When 9-year-old Ashton William stands next to his first-place chess trophy at its place of honor in front of the fireplace, it comes up to his chest.
The outsized reward, which he received after beating 150 other kids from New York, Connecticut and New Jersey at the 48th Annual New York Chess Championship in Saratoga Springs on March 1, has elated Ashton.
“I felt that I did something great,” said Ashton, a fourth-grader at St. Gregory the Great School in Williamsville.
Ashton fell for chess in kindergarten, after he spotted chess lessons being given at the Audubon Library in Amherst.
“There were two opposite sides, and I thought it was like a battle,” he said.
His parents were eager to help from the start.
His father, Arun, had played the game as a boy in India, and Ashton’s mother, Fabiyola, had longed to learn.
“There was no opportunity for me in India,” she said. “There was no one to teach me.”
At 5, Ashton became one of the youngest students of Chess Master Michael McDuffie, owner of Archangel 8 Chess Academy, who teaches the game at local libraries.

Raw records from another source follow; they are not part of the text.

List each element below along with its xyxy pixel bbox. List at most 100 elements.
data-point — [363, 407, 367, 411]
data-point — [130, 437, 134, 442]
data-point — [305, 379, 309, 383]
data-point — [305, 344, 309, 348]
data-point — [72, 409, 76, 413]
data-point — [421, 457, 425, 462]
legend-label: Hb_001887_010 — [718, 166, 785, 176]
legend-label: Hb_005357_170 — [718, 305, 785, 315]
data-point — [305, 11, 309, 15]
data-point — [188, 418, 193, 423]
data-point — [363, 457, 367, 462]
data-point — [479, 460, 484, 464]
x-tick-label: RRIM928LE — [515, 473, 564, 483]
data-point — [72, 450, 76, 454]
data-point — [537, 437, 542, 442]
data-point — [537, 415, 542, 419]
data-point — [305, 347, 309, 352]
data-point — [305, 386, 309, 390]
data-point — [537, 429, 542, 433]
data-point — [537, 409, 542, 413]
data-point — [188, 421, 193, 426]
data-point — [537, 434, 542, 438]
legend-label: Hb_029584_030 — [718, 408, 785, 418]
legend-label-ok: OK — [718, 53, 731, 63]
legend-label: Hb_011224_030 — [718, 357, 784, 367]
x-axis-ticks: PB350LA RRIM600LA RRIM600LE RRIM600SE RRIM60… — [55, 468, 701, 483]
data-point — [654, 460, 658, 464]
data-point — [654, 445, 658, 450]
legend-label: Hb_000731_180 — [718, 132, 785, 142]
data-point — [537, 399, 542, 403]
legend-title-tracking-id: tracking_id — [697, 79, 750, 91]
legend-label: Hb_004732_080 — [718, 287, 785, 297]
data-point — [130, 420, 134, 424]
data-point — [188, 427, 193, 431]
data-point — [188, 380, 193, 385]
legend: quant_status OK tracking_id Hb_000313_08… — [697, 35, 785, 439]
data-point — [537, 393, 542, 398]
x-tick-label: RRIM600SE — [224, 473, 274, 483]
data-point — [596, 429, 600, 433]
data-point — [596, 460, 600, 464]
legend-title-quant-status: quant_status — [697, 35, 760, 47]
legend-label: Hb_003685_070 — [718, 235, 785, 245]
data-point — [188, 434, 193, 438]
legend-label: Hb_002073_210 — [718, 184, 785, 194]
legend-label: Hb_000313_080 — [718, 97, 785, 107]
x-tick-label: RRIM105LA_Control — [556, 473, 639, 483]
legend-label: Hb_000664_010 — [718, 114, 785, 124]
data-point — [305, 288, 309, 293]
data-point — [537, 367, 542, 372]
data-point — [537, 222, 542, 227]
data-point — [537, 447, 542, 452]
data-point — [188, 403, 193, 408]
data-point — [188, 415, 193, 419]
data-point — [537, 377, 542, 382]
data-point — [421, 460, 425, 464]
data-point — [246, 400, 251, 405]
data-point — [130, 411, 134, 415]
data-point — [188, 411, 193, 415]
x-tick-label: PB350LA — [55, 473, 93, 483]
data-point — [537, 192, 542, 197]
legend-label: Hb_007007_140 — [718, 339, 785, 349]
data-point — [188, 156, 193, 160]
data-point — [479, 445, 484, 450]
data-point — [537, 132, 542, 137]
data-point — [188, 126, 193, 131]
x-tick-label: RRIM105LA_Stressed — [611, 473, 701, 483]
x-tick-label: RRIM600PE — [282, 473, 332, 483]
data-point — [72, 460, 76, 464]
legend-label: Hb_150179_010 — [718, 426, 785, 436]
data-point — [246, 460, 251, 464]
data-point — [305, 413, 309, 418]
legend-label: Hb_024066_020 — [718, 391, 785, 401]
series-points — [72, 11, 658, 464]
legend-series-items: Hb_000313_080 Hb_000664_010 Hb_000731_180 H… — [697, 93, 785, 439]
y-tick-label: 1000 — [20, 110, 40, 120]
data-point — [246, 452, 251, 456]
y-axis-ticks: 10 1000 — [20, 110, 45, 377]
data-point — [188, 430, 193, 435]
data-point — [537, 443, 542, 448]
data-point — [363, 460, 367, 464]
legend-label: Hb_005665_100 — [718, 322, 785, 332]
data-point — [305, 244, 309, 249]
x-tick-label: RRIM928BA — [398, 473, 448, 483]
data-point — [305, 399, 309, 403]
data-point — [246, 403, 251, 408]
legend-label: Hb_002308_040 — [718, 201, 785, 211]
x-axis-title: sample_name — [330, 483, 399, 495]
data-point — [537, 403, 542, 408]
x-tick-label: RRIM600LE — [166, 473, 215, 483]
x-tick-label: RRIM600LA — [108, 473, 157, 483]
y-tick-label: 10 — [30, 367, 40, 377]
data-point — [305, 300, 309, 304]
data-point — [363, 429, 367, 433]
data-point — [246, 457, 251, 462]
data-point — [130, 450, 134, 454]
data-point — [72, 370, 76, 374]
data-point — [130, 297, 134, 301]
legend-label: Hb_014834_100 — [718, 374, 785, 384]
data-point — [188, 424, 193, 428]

Ashton remembers those early lessons for how they would say, “gobble, gobble” whenever he captured a piece.
McDuffie sparked Ashton’s imagination by comparing the game set-up to a family house, with the king and queen pieces representing mom and dad and the two knight pieces as twin brothers.
In real life, the game became part of the family, drawing them all closer.
“I’m very happy about that. I think we all have a very good bond,” Fabiyola said. “It gives us a time to share things.”
As Ashton got better at the game, his father studied online and began coaching his son, urging him to triple-check each move. They play together a few times a week now and Ashton usually wins.
Ashton’s growing collection of trophies from regional tournaments line a shelf in the living room of the family’s Amherst home.
The state trophy was his 31st win and the most prestigious. At the Saratoga Hilton, Ashton played kids who are on school chess teams and who studied the game as thoughtfully as he does.
“They think more,” he said. “They come up with better plans.”
After winning six games, averaging an hour each, he won the state championship in a tie-breaker. He and a girl from Connecticut played a five-minute game, a quick kind of play that Ashton wasn’t used to.
“Five minutes is not my thing,” he said.
His parents waited outside – as all parents must during games – and, as usual, worried.
Ashton won the game quickly with a checkmate using his knights.
When he described how he did it, his mother cried with happiness. They had all worked hard practicing and traveling.
“We were waiting for this for four years," she said. “It was a long wait.”
While they talked last week, father and son played a quick game quietly, sitting on the floor, leaning pensively into the board.
Every so often, Ashton broke the silence to tease his father. His collection of captured pieces grew in a pile beside him.
“Alert. Alert. Alert. I will beat my dad in four moves.”
His mother, watching from the couch, agreed.
“My husband is going to lose.”
Ashton laughed and gave his father a tip.
“If the queen captures the knight, it’s the only way to stop my move.”
His father took the advice and their game lasted a little longer.
“Checkmate,” Ashton said as he jumped up and lifted his arms in victory.
“And that’s how you beat regular, ordinary parents,” he said with a smile.